Swedish biologists have extracted long segments of DNA from a 2,400-year-old Egyptian mummy, revived the heredity-bearing molecules and grown multiple copies of them in bacteria.
The achievement proves that ancient preserved human bodies, like more recent ones, may retain their genes in a form that molecular biologists can recover and read.
Because preserved human remains are found in many parts of the world, including mummies in Peru, Japan, Australia and Europe -- the method opens the door to a wide range of investigations of relationships among the world's ancient peoples.
It should be possible to compare mummy DNA with that of other peoples, living and dead, and settle such long-simmering arguments as who the ancestors of the pharaohs were and how the various dynasties were related.
DNA, the long-chain molecules whose structure encodes the heredity of every organism, carries the most detailed evidence possible of kinships on every scale from that of parent and child to that of one species and another.
The new findings were reported in Nature, the British scientific journal, by Svante Paabo of Sweden's University of Uppsala.
Paabo found the DNA in a patch of dried skin cells removed from the left lower leg of a mummified baby boy in the Egyptian Museum in East Berlin.
In 22 other mummies he examined, DNA cells had disintegrated.
The Berlin mummy's cells were rehydrated and the DNA segments extracted using much the same methods as molecular biologists use on living tissue.
The DNA segments were spliced into the DNA of bacteria, which then reproduced the mummy DNA as if it were bacterial DNA.
The largest mummy segment measured 3,400 bases long. Bases are the various units that are chained in sequence to make a strand of DNA.
A single gene may be a few hundred to several thousand bases long; a typical human cell contains about 6 billion bases.

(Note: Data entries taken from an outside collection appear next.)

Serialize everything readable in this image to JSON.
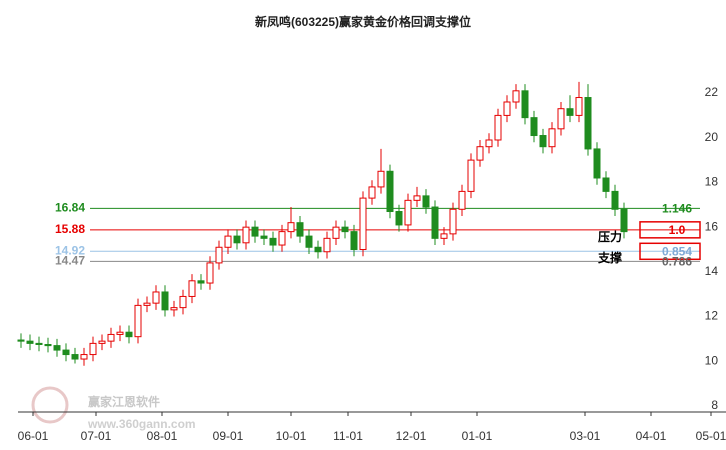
{
  "chart_data": {
    "type": "candlestick",
    "title": "新凤鸣(603225)赢家黄金价格回调支撑位",
    "xlim": [
      0,
      236
    ],
    "xticks": [
      {
        "value": 5,
        "label": "06-01"
      },
      {
        "value": 26,
        "label": "07-01"
      },
      {
        "value": 48,
        "label": "08-01"
      },
      {
        "value": 70,
        "label": "09-01"
      },
      {
        "value": 91,
        "label": "10-01"
      },
      {
        "value": 110,
        "label": "11-01"
      },
      {
        "value": 131,
        "label": "12-01"
      },
      {
        "value": 153,
        "label": "01-01"
      },
      {
        "value": 189,
        "label": "03-01"
      },
      {
        "value": 211,
        "label": "04-01"
      },
      {
        "value": 231,
        "label": "05-01"
      }
    ],
    "ylim": [
      7.73,
      24.15
    ],
    "yticks": [
      8,
      10,
      12,
      14,
      16,
      18,
      20,
      22
    ],
    "up_color": "#e60000",
    "down_color": "#1f8c1f",
    "x": [
      1,
      4,
      7,
      10,
      13,
      16,
      19,
      22,
      25,
      28,
      31,
      34,
      37,
      40,
      43,
      46,
      49,
      52,
      55,
      58,
      61,
      64,
      67,
      70,
      73,
      76,
      79,
      82,
      85,
      88,
      91,
      94,
      97,
      100,
      103,
      106,
      109,
      112,
      115,
      118,
      121,
      124,
      127,
      130,
      133,
      136,
      139,
      142,
      145,
      148,
      151,
      154,
      157,
      160,
      163,
      166,
      169,
      172,
      175,
      178,
      181,
      184,
      187,
      190,
      193,
      196,
      199,
      202
    ],
    "open": [
      10.95,
      10.9,
      10.8,
      10.75,
      10.7,
      10.5,
      10.3,
      10.1,
      10.3,
      10.8,
      10.9,
      11.2,
      11.3,
      11.1,
      12.5,
      12.6,
      13.1,
      12.3,
      12.4,
      12.9,
      13.6,
      13.5,
      14.4,
      15.1,
      15.6,
      15.3,
      16.0,
      15.6,
      15.5,
      15.2,
      15.8,
      16.2,
      15.6,
      15.1,
      14.9,
      15.5,
      16.0,
      15.8,
      15.0,
      17.3,
      17.8,
      18.5,
      16.7,
      16.1,
      17.2,
      17.4,
      16.9,
      15.5,
      15.7,
      16.8,
      17.6,
      19.0,
      19.6,
      19.9,
      21.0,
      21.6,
      22.1,
      20.9,
      20.1,
      19.6,
      20.4,
      21.3,
      21.0,
      21.8,
      19.5,
      18.2,
      17.6,
      16.8
    ],
    "high": [
      11.25,
      11.2,
      11.1,
      11.05,
      11.0,
      10.8,
      10.6,
      10.6,
      11.1,
      11.2,
      11.5,
      11.6,
      11.6,
      12.8,
      12.9,
      13.4,
      13.4,
      12.7,
      13.2,
      13.9,
      13.9,
      14.7,
      15.4,
      15.9,
      15.9,
      16.3,
      16.3,
      15.9,
      15.8,
      16.1,
      16.9,
      16.5,
      15.9,
      15.4,
      15.8,
      16.3,
      16.3,
      16.1,
      17.6,
      18.1,
      19.5,
      18.8,
      17.0,
      17.5,
      17.8,
      17.7,
      17.2,
      16.0,
      17.1,
      17.9,
      19.3,
      19.9,
      20.2,
      21.3,
      21.9,
      22.4,
      22.4,
      21.2,
      20.4,
      20.7,
      21.6,
      21.9,
      22.5,
      22.4,
      19.8,
      18.5,
      17.9,
      17.1
    ],
    "low": [
      10.6,
      10.5,
      10.45,
      10.4,
      10.2,
      10.0,
      9.9,
      9.8,
      10.0,
      10.5,
      10.6,
      10.9,
      10.8,
      10.8,
      12.2,
      12.3,
      12.0,
      12.0,
      12.1,
      12.6,
      13.2,
      13.2,
      14.1,
      14.8,
      15.0,
      15.0,
      15.3,
      15.2,
      14.9,
      14.9,
      15.5,
      15.3,
      14.8,
      14.6,
      14.6,
      15.2,
      15.5,
      14.7,
      14.7,
      17.0,
      17.5,
      16.4,
      15.8,
      15.8,
      16.9,
      16.6,
      15.2,
      15.2,
      15.4,
      16.5,
      17.3,
      18.7,
      19.3,
      19.6,
      20.7,
      21.3,
      20.6,
      19.8,
      19.3,
      19.3,
      20.1,
      20.7,
      20.7,
      19.2,
      17.9,
      17.3,
      16.5,
      15.5
    ],
    "close": [
      10.9,
      10.8,
      10.75,
      10.7,
      10.5,
      10.3,
      10.1,
      10.3,
      10.8,
      10.9,
      11.2,
      11.3,
      11.1,
      12.5,
      12.6,
      13.1,
      12.3,
      12.4,
      12.9,
      13.6,
      13.5,
      14.4,
      15.1,
      15.6,
      15.3,
      16.0,
      15.6,
      15.5,
      15.2,
      15.8,
      16.2,
      15.6,
      15.1,
      14.9,
      15.5,
      16.0,
      15.8,
      15.0,
      17.3,
      17.8,
      18.5,
      16.7,
      16.1,
      17.2,
      17.4,
      16.9,
      15.5,
      15.7,
      16.8,
      17.6,
      19.0,
      19.6,
      19.9,
      21.0,
      21.6,
      22.1,
      20.9,
      20.1,
      19.6,
      20.4,
      21.3,
      21.0,
      21.8,
      19.5,
      18.2,
      17.6,
      16.8,
      15.8
    ],
    "levels": [
      {
        "value": 16.84,
        "ratio": 1.146,
        "color": "#1f8c1f"
      },
      {
        "value": 15.88,
        "ratio": 1,
        "ratio_label": "1.0",
        "color": "#e60000",
        "boxed": true
      },
      {
        "value": 14.92,
        "ratio": 0.854,
        "color": "#9cc3e6",
        "boxed": true
      },
      {
        "value": 14.47,
        "ratio": 0.786,
        "color": "#888888"
      }
    ],
    "annotations": [
      "压力",
      "支撑"
    ],
    "watermark": [
      "赢家江恩软件",
      "www.360gann.com"
    ]
  }
}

Using conventional methods, Paabo determined the sequence of bases in the mummy DNA and found that it contained certain standard segments that are repeated many times in normal human DNA.
Because the segments agreed in sequence with those of living humans, Paabo concluded that the mummy DNA had survived with little or no alteration from its state in life. The formation of the solar system may have been very rapid, converting a vast cloud of gas and dust into a star with a family of very different planets in as little as a few million years, astrophysicists have concluded.
Astronomers consider the period surprisingly brief compared to older speculation that the process took hundreds of millions of years.
A few million years is even shorter when contrasted with the 4.5 billion years the solar system has existed since its formation.
The new estimate is based on the calculations of Douglas N.C. Lin of Lick Observatory, which is part of the University of California at Santa Cruz.
Lin's model is one that Kant and Laplace would have recognized as a descendent of their 18th-century theory.
In general, the story begins with a swirling cloud of loose molecules -- mostly hydrogen -- drifting in space.
In the regions where density was greatest, the molecules' gravitational pulls added up to draw in more and more molecules, forming a spinning ball that was denser as one moved toward its center.
The center of the ball became the sun when its density produced heat great enough to ignite nuclear fires.
Simultaneously, the rare heavier particles of solid matter -- iron, silicon and the like -- gathered into clumps that orbited the sun at various distances. As clumps grew, many joined, eventually creating the known planets.
Lin's calculations suggest that the relatively small inner planets -- Mercury, Venus, Earth and Mars -- stopped growing because they had swept up all the nearby solid matter.
The giant planets -- Jupiter, Saturn, Uranus and Neptune -- began the same way but, having access to particles not scooped up by the sun, formed large enough solid cores to produce the gravity that could capture large volumes of gas from the primordial cloud. These planets are predominantly gas.
Pluto, anomalous in many ways, is not accounted for in this scenario. A water molecule that evaporates stays in the air an average of 10 days before it falls back to Earth as rain, according to John Woods of West Germany's University of Kiel.
If the molecule lands in a large lake, it could stay there about 100 years.
If it lands in the ocean, it may not escape for 3,000 years.
Should that molecule happen to drift over the poles and become part of a rare snowflake in those regions, it could get trapped in a glacier for tens of thousands of years.